Monday, August 18, 2008

argh.
fuck.
FUCK FUCK FUCKING BLOODY HELL.

clearly, this isn't doing me any good. typing never does what screaming can.
but i am suddenly so annoyed and pissed off at myself, so frustrated.
So eurgh everything.

it's not anything that happened either.
Had a wonderful warm dinner with my family and all.

argh. omgggggggggg.

i hate feeling like this.
feeling like i don't know what the fuck i'm feeling and feeling annoyed by that.

Everyone has a life.
And it's not like I don't, but then why do I feel so far away?
Why don't I feel like everyone's a phone call away, like they used to be?

I know.
I should shut up, get over myself, stop starting my sentences with "I" and get on it with it.
It's not that I can't, it's the annoyance at myself for noticing it.

For feeling like.
I've been so caught up that I've lost everything and everyone around me.
But I'm not all that caught up you see, I'm not.
I'm not tied to Poly projects or JC curriculum. I work, but not like a lot. And I hate that I can't figure out why I feel eons away.
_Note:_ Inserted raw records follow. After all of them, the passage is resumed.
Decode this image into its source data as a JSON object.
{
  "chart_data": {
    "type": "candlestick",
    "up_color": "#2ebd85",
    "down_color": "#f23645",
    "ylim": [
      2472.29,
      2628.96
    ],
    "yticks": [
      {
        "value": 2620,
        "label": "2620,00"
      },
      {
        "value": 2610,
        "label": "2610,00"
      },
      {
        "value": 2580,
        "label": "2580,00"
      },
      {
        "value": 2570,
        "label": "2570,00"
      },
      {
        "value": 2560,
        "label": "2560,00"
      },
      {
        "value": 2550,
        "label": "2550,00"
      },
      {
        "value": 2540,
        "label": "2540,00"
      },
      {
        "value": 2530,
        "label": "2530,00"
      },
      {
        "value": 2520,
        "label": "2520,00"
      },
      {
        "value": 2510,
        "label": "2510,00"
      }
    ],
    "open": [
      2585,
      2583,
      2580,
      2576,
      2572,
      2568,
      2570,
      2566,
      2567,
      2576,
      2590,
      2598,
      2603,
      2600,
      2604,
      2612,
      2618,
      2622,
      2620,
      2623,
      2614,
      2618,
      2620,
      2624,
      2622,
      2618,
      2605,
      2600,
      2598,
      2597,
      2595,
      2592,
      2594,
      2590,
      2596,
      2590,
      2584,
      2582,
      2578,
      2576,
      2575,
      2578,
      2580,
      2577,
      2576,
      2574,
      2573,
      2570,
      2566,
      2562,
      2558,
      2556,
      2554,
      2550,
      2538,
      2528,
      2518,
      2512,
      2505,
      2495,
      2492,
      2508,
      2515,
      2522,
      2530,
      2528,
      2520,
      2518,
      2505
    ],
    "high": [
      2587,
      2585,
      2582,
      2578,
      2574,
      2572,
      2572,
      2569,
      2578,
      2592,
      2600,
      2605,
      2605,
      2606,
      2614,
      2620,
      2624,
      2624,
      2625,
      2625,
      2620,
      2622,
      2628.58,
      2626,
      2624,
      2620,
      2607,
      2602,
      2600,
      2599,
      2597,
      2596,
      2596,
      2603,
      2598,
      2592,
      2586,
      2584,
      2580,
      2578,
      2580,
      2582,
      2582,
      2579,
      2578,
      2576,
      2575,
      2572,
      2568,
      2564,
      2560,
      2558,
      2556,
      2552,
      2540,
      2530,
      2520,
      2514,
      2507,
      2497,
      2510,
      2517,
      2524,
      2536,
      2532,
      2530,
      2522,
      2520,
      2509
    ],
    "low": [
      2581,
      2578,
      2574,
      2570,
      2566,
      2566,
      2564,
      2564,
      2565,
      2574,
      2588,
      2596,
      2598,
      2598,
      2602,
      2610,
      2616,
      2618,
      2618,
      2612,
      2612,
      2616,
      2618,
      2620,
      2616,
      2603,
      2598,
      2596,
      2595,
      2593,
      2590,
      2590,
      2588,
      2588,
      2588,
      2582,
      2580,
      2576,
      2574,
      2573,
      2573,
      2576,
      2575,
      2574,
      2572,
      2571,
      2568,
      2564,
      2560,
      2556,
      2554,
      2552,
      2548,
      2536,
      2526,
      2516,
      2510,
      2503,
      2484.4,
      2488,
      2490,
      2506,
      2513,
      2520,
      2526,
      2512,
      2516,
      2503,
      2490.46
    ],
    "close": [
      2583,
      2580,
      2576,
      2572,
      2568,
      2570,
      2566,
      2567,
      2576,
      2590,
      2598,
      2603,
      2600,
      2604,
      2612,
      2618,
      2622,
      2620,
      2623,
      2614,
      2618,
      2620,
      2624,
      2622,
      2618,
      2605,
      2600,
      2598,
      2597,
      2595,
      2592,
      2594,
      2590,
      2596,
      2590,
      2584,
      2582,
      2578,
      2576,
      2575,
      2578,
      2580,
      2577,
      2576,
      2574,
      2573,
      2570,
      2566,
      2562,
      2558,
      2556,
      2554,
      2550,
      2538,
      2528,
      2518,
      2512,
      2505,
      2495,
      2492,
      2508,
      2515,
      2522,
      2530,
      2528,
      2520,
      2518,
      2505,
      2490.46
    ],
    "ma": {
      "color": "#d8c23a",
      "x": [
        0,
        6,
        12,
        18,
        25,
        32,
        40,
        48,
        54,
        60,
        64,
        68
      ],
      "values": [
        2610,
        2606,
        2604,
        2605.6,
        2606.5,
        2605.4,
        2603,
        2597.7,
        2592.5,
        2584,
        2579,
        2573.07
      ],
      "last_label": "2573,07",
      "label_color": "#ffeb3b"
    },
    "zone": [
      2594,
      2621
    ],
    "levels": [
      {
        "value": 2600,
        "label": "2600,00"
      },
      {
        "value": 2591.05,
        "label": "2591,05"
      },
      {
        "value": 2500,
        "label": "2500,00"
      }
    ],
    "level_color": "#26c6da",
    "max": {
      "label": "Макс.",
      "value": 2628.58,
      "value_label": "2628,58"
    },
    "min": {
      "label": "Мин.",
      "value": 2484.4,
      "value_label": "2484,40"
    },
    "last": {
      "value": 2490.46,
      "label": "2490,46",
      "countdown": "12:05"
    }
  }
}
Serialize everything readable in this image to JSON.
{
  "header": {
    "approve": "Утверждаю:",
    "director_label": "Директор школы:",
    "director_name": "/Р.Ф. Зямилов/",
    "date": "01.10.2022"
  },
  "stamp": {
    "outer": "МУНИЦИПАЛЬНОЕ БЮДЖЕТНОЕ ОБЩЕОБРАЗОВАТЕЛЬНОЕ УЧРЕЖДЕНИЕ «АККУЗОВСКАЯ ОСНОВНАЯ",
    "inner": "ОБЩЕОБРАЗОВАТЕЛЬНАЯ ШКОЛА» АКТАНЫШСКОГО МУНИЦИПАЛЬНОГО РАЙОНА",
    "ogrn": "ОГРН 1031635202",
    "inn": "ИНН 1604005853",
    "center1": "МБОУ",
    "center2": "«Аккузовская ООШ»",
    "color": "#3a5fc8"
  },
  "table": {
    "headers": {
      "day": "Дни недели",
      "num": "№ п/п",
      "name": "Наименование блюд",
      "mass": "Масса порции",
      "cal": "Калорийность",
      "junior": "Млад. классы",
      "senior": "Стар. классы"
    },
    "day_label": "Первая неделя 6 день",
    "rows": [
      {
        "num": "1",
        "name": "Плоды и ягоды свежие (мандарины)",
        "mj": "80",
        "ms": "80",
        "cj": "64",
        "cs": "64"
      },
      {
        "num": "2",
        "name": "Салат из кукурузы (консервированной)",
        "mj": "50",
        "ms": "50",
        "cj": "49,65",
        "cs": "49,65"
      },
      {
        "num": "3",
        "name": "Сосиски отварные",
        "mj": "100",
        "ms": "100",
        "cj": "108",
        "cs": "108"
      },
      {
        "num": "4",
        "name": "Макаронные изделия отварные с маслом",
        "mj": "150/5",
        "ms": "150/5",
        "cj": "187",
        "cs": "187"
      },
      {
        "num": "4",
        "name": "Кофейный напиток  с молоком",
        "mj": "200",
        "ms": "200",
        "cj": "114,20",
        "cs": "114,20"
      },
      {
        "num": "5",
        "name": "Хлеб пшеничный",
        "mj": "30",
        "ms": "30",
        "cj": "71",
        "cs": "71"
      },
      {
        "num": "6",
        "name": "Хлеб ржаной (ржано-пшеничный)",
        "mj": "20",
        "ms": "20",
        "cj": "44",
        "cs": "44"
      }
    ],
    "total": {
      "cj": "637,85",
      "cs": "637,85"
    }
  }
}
Maybe it's because I'm not in the same boat.
Maybe.
And I can't identify with projects and schoolmates and politics and teachers.
Maybe it's that.

I can't stand that I can't see anyone in the mirror. It's like, I'm looking right through my fucking reflection.
I want to scream at myself, hurl bricks at that goddamn mirror and say,
"What the fuck are you doing here?"

How can I be so impossibly satisfied with what I do and the life I live, and then realize -a little too late- that it doesn't count for anything.
But I'm happy, right? This is what I want to do, right?

And no, I don't want to be in government schools or whatever it is. Because don't i have everything I asked for? I'm like a year ahead of everyone my age.
Then why doesn't it feel like it's enough?
I don't know what to say when people tell me about the pile up of homework and projects and all these major everyday things that prove that they're doing something.
Because I can be doing everything, and it still fucking feels like I'm not doing a single fucking thing.

I want to figure it all out.
Really, I do.

More than anything though, I kind of wish I didn't have to do it alone.